しあわせ食堂の異世界ご飯5
 どうか願わくは……可愛いままのクウでいますように。そんなことを、アリアは心の中でひっそり祈るのだった。

 場所を裏庭から店内へ移したら、今度はアリアたちの昼食だ。ちょうどエマも帰ってきたので、全員がテーブルに着いた。

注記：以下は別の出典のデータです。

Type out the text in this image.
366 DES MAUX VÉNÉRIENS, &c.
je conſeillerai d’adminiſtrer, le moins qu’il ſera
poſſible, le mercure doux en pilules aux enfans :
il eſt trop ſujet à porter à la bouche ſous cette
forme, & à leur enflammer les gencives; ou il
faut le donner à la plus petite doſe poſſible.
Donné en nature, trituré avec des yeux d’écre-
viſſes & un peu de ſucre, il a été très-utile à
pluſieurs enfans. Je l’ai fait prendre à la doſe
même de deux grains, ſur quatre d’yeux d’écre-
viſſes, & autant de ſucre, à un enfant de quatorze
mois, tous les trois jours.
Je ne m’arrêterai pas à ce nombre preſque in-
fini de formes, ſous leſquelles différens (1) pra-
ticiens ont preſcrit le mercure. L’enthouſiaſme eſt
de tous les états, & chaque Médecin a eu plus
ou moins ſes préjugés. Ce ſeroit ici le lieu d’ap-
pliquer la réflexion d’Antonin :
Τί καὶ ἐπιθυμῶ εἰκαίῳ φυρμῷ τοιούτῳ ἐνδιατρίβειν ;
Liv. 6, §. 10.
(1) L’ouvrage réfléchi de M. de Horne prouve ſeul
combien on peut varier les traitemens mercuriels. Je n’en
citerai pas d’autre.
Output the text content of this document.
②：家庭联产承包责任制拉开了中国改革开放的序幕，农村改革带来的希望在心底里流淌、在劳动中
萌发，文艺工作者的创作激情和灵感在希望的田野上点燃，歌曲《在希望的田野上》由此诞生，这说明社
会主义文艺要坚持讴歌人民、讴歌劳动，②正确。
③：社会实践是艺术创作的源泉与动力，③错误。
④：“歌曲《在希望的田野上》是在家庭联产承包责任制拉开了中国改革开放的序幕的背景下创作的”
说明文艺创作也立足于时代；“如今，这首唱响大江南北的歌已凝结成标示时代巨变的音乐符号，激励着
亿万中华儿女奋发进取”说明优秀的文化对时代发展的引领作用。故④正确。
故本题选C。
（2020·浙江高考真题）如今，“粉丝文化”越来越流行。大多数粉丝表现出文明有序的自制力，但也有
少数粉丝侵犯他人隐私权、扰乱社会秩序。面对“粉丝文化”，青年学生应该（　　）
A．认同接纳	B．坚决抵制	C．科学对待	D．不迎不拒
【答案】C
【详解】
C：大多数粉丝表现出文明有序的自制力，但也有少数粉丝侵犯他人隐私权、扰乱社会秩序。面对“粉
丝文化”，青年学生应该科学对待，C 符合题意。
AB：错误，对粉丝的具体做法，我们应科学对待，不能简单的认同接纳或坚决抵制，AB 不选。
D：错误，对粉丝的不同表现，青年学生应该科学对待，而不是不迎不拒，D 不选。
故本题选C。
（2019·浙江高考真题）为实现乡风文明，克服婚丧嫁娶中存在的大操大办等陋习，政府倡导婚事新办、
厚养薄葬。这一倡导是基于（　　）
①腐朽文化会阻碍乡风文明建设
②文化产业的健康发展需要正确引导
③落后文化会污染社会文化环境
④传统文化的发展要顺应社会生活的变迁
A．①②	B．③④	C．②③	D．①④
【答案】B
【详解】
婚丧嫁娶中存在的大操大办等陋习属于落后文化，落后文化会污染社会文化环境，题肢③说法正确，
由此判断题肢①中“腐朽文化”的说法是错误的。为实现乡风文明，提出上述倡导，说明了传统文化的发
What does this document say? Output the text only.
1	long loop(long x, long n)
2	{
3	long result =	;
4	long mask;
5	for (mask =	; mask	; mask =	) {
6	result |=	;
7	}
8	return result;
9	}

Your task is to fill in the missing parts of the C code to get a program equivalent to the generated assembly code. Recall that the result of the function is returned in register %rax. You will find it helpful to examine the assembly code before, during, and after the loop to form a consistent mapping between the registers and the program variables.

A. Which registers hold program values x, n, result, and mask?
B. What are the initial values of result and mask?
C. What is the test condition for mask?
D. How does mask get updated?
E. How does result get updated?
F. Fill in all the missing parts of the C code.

 アリアとカミルは料理を運ぶために厨房へ来たのだが、いかんせんクウを見ていたためせっかくの唐揚げが冷めてしまっていた……。
「あっちゃー……」
 カミルが頭をかきながら、どうするか思案している。悩みつつも、ひょいっとつまんで口へ入れ、「美味い!」とひと言。
「このまま出してもよさそうだ!」
 冷めていても十分と判断したようだが、アリアからストップがかかる。
「カミル、唐揚げは二度揚げしても美味しくなるんだよ」
「にどあげ……!?」
 その発想はなかったようで、カミルは雷にでも打たれたように衝撃を受けている。そして震えながら、ごくりと唾を飲んだ。
「この美味い唐揚げが、もっと美味くなる……ってことか?」
「ふふ、気づいちゃいましたか」
「気づいちゃいましたよ……」
 思わずふたりから、ふふふと笑みがもれる。